Why the LLM-centric shape emerged

It emerged because the LLM used to be the special thing. In 2023, having an LLM in your application at all was the innovation. Building the application around it — making the LLM the protagonist, the tools its accessories — made sense because the LLM was what you were demonstrating.

That moment has passed. An LLM is one component among many. Some applications still revolve around a single LLM call, and that is fine for those applications — it corresponds to the "single participant" case in the participant model, which is the simplest possible instance, not a different architecture. But applications that compose multiple capabilities, handle different tasks with different economics, route different cases to different handlers — applications in other words that resemble the production AI systems now being built — no longer match the LLM-centric shape. They match the participant model. Most of them are being built with the old shape anyway, because the old shape is what the tutorials teach.

What to look for in your own code

A simple test: find the main control flow in your AI application. Does it read like a conversation between a user and a model, with side trips to tools? If so, the LLM is the centre.

Now imagine you need to replace the LLM with a deterministic workflow for the common case. How many files does that touch? How much of the state model survives? How many of your tests still apply?

In an LLM-centric application, the answer is "most of them, and it is a project." In an application with a participant model, the answer is "one file, most of them, and an afternoon." If your answer is closer to the first, your application has the wrong shape — not because it does not work today, but because the work needed to adapt it is disproportionate to the change being requested.

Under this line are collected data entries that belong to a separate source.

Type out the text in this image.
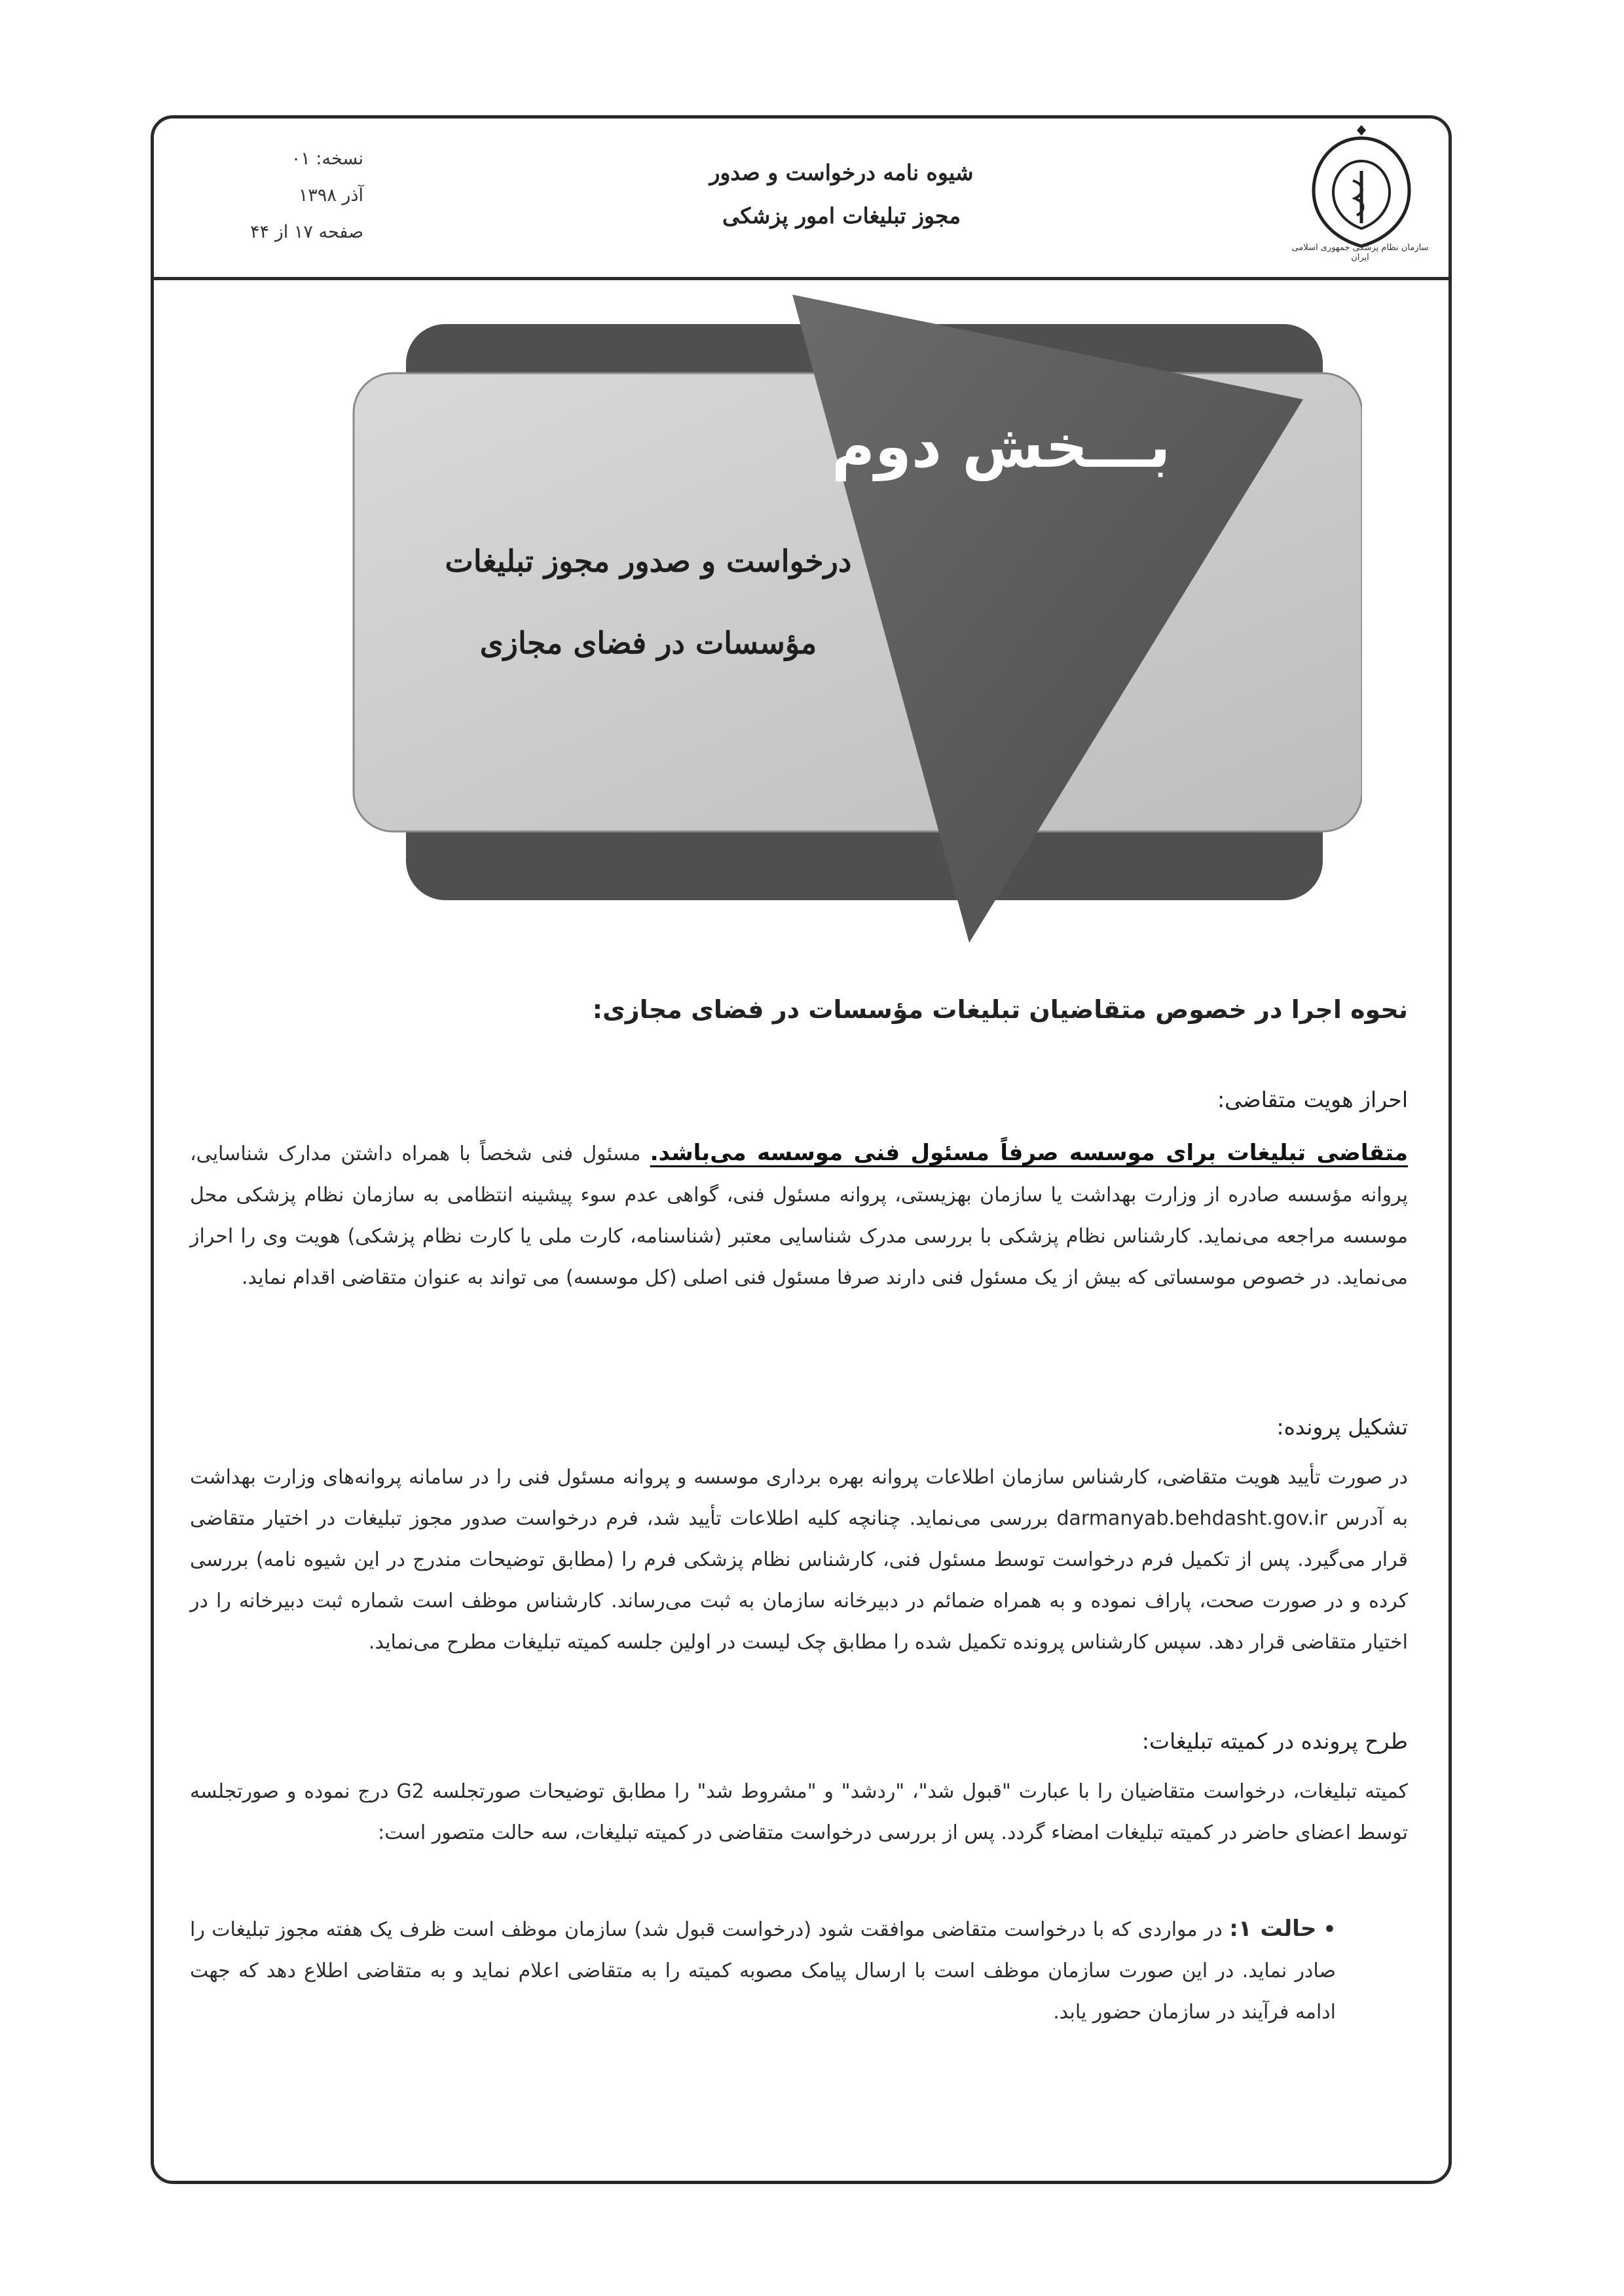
نسخه: ۰۱
آذر ۱۳۹۸
صفحه ۱۷ از ۴۴
شیوه نامه درخواست و صدور
مجوز تبلیغات امور پزشکی
سازمان نظام پزشکی جمهوری اسلامی ایران
بـــخش دوم
درخواست و صدور مجوز تبلیغات
مؤسسات در فضای مجازی
نحوه اجرا در خصوص متقاضیان تبلیغات مؤسسات در فضای مجازی:
احراز هویت متقاضی:
متقاضی تبلیغات برای موسسه صرفاً مسئول فنی موسسه می‌باشد. مسئول فنی شخصاً با همراه داشتن مدارک شناسایی، پروانه مؤسسه صادره از وزارت بهداشت یا سازمان بهزیستی، پروانه مسئول فنی، گواهی عدم سوء پیشینه انتظامی به سازمان نظام پزشکی محل موسسه مراجعه می‌نماید. کارشناس نظام پزشکی با بررسی مدرک شناسایی معتبر (شناسنامه، کارت ملی یا کارت نظام پزشکی) هویت وی را احراز می‌نماید. در خصوص موسساتی که بیش از یک مسئول فنی دارند صرفا مسئول فنی اصلی (کل موسسه) می تواند به عنوان متقاضی اقدام نماید.
تشکیل پرونده:
در صورت تأیید هویت متقاضی، کارشناس سازمان اطلاعات پروانه بهره برداری موسسه و پروانه مسئول فنی را در سامانه پروانه‌های وزارت بهداشت به آدرس darmanyab.behdasht.gov.ir بررسی می‌نماید. چنانچه کلیه اطلاعات تأیید شد، فرم درخواست صدور مجوز تبلیغات در اختیار متقاضی قرار می‌گیرد. پس از تکمیل فرم درخواست توسط مسئول فنی، کارشناس نظام پزشکی فرم را (مطابق توضیحات مندرج در این شیوه نامه) بررسی کرده و در صورت صحت، پاراف نموده و به همراه ضمائم در دبیرخانه سازمان به ثبت می‌رساند. کارشناس موظف است شماره ثبت دبیرخانه را در اختیار متقاضی قرار دهد. سپس کارشناس پرونده تکمیل شده را مطابق چک لیست در اولین جلسه کمیته تبلیغات مطرح می‌نماید.
طرح پرونده در کمیته تبلیغات:
کمیته تبلیغات، درخواست متقاضیان را با عبارت "قبول شد"، "ردشد" و "مشروط شد" را مطابق توضیحات صورتجلسه G2 درج نموده و صورتجلسه توسط اعضای حاضر در کمیته تبلیغات امضاء گردد. پس از بررسی درخواست متقاضی در کمیته تبلیغات، سه حالت متصور است:
• حالت ۱: در مواردی که با درخواست متقاضی موافقت شود (درخواست قبول شد) سازمان موظف است ظرف یک هفته مجوز تبلیغات را صادر نماید. در این صورت سازمان موظف است با ارسال پیامک مصوبه کمیته را به متقاضی اعلام نماید و به متقاضی اطلاع دهد که جهت ادامه فرآیند در سازمان حضور یابد.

The harder version of the same point

The deeper reason this matters is not that LLMs are fashion-sensitive. It is that the industry has not yet converged on what the most useful AI primitive is. The frontier model is one candidate. A small specialised model is another. A composition of models with a router is another. A deterministic workflow with a single classifier at one step is another. A peer-agent network is another. All of these are being explored. None of them has definitively won. And the winners, when they emerge, will not be the same for every task.

An application that picks one of these and builds everything around it is betting on the winner, now, in a market that has not decided. An application that treats all of them as participants and composes what it needs has made no such bet. It is not that the second application is cleverer. It is that it has not taken a position on a question it does not need to answer.

The LLM is a participant. It is, today, a remarkably useful one. It may, tomorrow, be one of several equally-useful ones, or less useful than it is today, or more. The shape of your application should be indifferent to which of these turns out to be the case.